Goutroux n’a aucune réputation historique, aucun édifice prestigieux et cependant, son histoire méconnue mérite aussi d’être contée à ses habitants.
J’entreprends cette tâche avec l’espoir d’intéresser mes concitoyens à la vie de tous ceux qui ont animé, autrefois, le cadre où nous évoluons aujourd’hui.
Il y a 120 ans, le territoire qui deviendrait plus tard le village de Goutroux, était couvert d’un bois épais où serpentaient rus et piedsentes.
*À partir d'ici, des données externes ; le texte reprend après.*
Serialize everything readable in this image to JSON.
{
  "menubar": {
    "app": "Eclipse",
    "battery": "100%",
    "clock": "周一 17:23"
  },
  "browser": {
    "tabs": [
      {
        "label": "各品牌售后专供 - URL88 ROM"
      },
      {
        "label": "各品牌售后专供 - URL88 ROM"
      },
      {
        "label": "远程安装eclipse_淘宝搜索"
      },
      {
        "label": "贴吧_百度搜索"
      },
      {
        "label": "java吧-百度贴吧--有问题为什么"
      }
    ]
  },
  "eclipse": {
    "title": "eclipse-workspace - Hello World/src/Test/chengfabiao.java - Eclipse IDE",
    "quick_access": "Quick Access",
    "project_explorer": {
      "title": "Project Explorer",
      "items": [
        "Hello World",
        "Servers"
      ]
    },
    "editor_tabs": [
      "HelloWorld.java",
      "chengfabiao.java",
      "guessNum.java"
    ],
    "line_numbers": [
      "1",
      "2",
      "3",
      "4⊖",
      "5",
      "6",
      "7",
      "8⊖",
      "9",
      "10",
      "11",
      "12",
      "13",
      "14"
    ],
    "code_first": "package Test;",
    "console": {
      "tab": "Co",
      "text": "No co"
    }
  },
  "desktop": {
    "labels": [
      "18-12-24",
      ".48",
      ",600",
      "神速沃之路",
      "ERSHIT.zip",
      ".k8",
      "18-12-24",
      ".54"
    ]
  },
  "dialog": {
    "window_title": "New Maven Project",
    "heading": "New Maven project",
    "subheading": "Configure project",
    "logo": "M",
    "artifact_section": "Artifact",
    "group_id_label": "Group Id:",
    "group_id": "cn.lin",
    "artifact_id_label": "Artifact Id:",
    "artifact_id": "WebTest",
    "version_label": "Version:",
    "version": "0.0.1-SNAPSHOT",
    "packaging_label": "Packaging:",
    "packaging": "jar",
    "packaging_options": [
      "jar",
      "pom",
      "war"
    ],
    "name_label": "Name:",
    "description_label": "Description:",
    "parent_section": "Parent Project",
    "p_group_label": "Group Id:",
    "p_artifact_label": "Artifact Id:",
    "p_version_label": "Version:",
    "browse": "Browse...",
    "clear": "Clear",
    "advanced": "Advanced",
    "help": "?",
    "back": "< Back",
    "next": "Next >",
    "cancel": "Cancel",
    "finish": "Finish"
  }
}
Dans ce bois qui se prolongeait sur Fontaine par celui de la Charbonnière et sur Monceau par ceux de la Pai-rotte, de Briquelet et du Rognac, il n’y avait que deux bâtisses : deux fermes disposant d’une trentaine d’hectares de terres cultivées.
Cependant, une certaine activité y régnait déjà car l’exploitation de « cayats » était en cours.
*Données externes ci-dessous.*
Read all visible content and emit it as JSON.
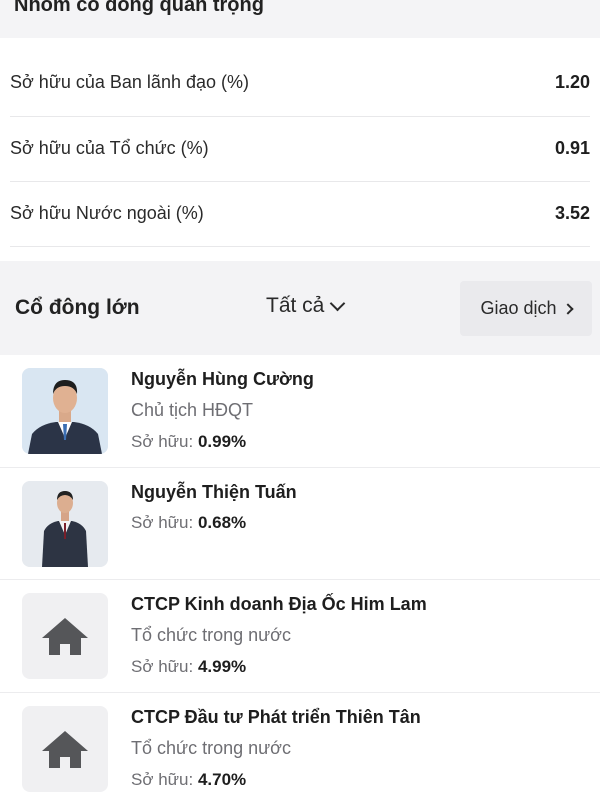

Or, la commune, érigée 40 ans plus tard, comptait 923 habitants dont 220 chefs de famille répartis en 150 maisons approximativement.
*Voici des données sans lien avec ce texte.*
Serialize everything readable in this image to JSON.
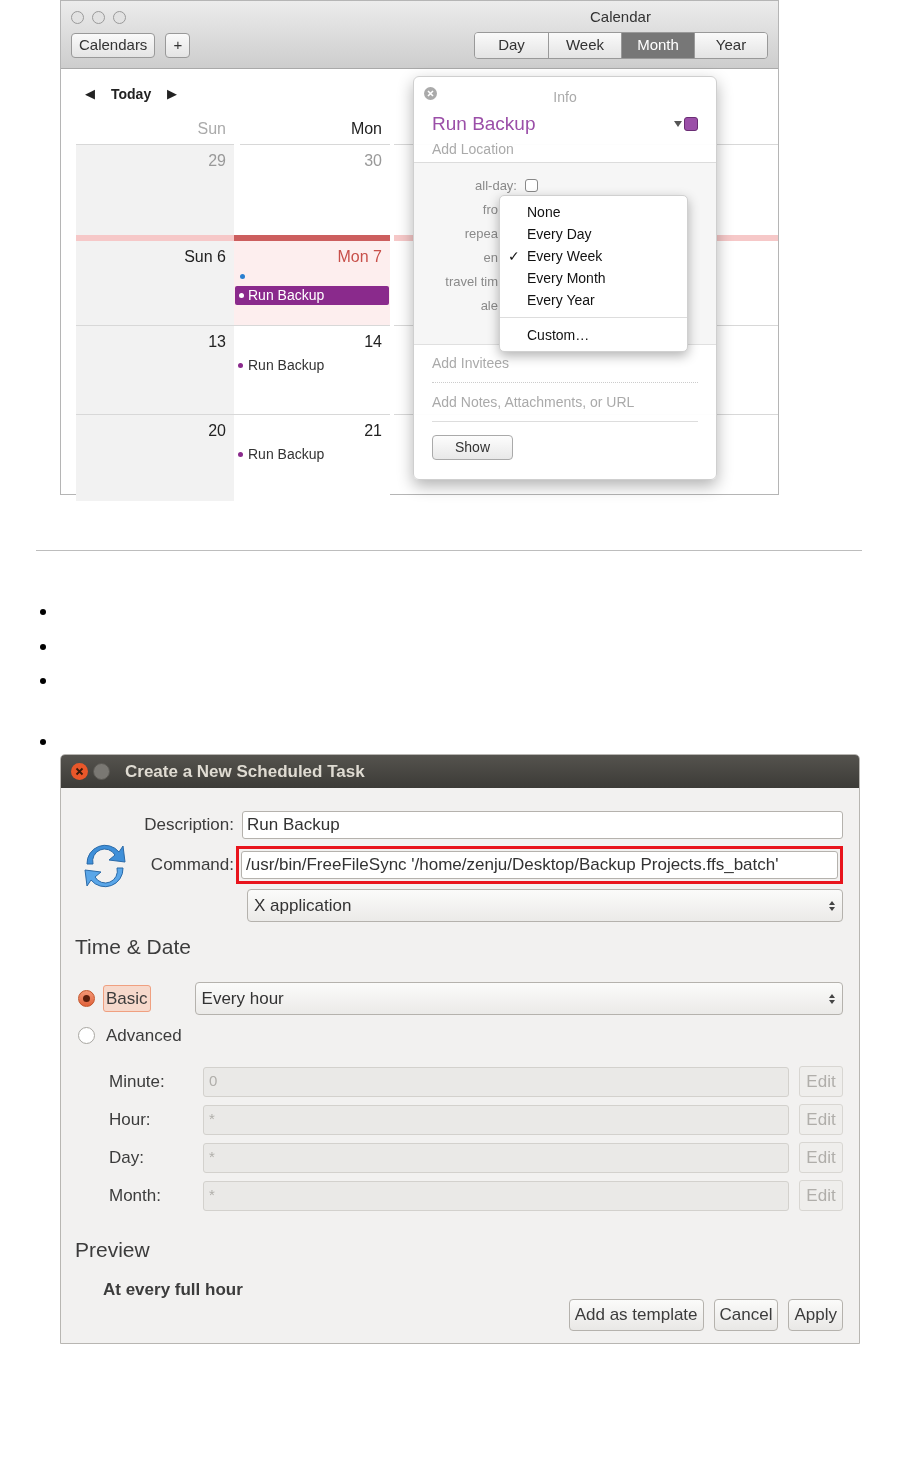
{
  "calendar": {
    "title": "Calendar",
    "toolbar_buttons": [
      "Calendars",
      "+"
    ],
    "views": [
      {
        "label": "Day",
        "selected": false
      },
      {
        "label": "Week",
        "selected": false
      },
      {
        "label": "Month",
        "selected": true
      },
      {
        "label": "Year",
        "selected": false
      }
    ],
    "nav": {
      "prev": "◀",
      "today": "Today",
      "next": "▶"
    },
    "day_headers": [
      {
        "label": "Sun",
        "weekend": true
      },
      {
        "label": "Mon",
        "weekend": false
      }
    ],
    "weeks": [
      {
        "days": [
          {
            "date": "29",
            "other_month": true,
            "today": false
          },
          {
            "date": "30",
            "other_month": true,
            "today": false
          }
        ]
      },
      {
        "days": [
          {
            "date": "Sun 6",
            "other_month": false,
            "today": false
          },
          {
            "date": "Mon 7",
            "other_month": false,
            "today": true,
            "events": [
              {
                "kind": "dot",
                "color": "#2a7fd0"
              },
              {
                "kind": "selected",
                "title": "Run Backup",
                "color": "#8a2a8c"
              }
            ]
          }
        ]
      },
      {
        "days": [
          {
            "date": "13",
            "other_month": false,
            "today": false
          },
          {
            "date": "14",
            "other_month": false,
            "today": false,
            "events": [
              {
                "kind": "plain",
                "title": "Run Backup",
                "color": "#8a2a8c"
              }
            ]
          }
        ]
      },
      {
        "days": [
          {
            "date": "20",
            "other_month": false,
            "today": false
          },
          {
            "date": "21",
            "other_month": false,
            "today": false,
            "events": [
              {
                "kind": "plain",
                "title": "Run Backup",
                "color": "#8a2a8c"
              }
            ]
          }
        ]
      }
    ]
  },
  "info": {
    "title": "Info",
    "event_title": "Run Backup",
    "color": "#9b4fa8",
    "location_placeholder": "Add Location",
    "fields": [
      {
        "label": "all-day:",
        "kind": "checkbox",
        "checked": false
      },
      {
        "label": "fro",
        "kind": "cut"
      },
      {
        "label": "repea",
        "kind": "cut"
      },
      {
        "label": "en",
        "kind": "cut"
      },
      {
        "label": "travel tim",
        "kind": "cut"
      },
      {
        "label": "ale",
        "kind": "cut"
      }
    ],
    "repeat_menu": {
      "items": [
        {
          "label": "None",
          "selected": false
        },
        {
          "label": "Every Day",
          "selected": false
        },
        {
          "label": "Every Week",
          "selected": true
        },
        {
          "label": "Every Month",
          "selected": false
        },
        {
          "label": "Every Year",
          "selected": false
        }
      ],
      "check": "✓",
      "custom": "Custom…"
    },
    "invitees_placeholder": "Add Invitees",
    "notes_placeholder": "Add Notes, Attachments, or URL",
    "button": "Show"
  },
  "dialog": {
    "title": "Create a New Scheduled Task",
    "description": {
      "label": "Description:",
      "value": "Run Backup"
    },
    "command": {
      "label": "Command:",
      "value": "/usr/bin/FreeFileSync '/home/zenju/Desktop/Backup Projects.ffs_batch'",
      "highlighted": true
    },
    "type_select": "X application",
    "time_heading": "Time & Date",
    "modes": [
      {
        "label": "Basic",
        "selected": true
      },
      {
        "label": "Advanced",
        "selected": false
      }
    ],
    "basic_select": "Every hour",
    "fields": [
      {
        "label": "Minute:",
        "value": "0",
        "button": "Edit",
        "disabled": true
      },
      {
        "label": "Hour:",
        "value": "*",
        "button": "Edit",
        "disabled": true
      },
      {
        "label": "Day:",
        "value": "*",
        "button": "Edit",
        "disabled": true
      },
      {
        "label": "Month:",
        "value": "*",
        "button": "Edit",
        "disabled": true
      }
    ],
    "preview_heading": "Preview",
    "preview": "At every full hour",
    "buttons": [
      "Add as template",
      "Cancel",
      "Apply"
    ]
  }
}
De cette arrivée massive d’immigrants et de leur vie sociale, nous ne connaissions que des récits confus, parfois exagérément folkloriques, transmis verbalement.
Avec la disparition de nos habitants du 19e siècle et de leurs proches descendants, les témoignages devenaient de plus en plus imprécis.
Un des buts du présent travail est de restituer son authenticité à une étape importante et décisive de notre histoire locale afin que chacun de nous puisse se faire une opinion plus objective sur les conditions d’existence de ces paysans-ouvriers venus de tous les horizons et généralement avec leur seul courage pour toute fortune. A ces pionniers qui sont les grands-parents et arrière-grands-parents d’une partie de notre population actuelle et à tous ceux qui ont œuvré pour la promotion du village, les pages qui suivent sont dédiées.
En évoquant le lent cheminement social de nos villageois dans le passé, nous pourrons méditer sur le développement progressif des générations successives et comprendre que la physionomie actuelle du village est le résultat des efforts continus, des luttes âpres et persévérantes que chacun a dû soutenir.
Replacés dans le contexte de l’histoire générale qui ne les avait pas choyés mais astreints à un incessant labeur dès leur plus tendre enfance, nos prédécesseurs apparaîtront comme les artisans de notre évolution.
Certes, des erreurs de parcours ont parfois été commises ! Que celles-ci servent plutôt de leçons que de sujets de reproches.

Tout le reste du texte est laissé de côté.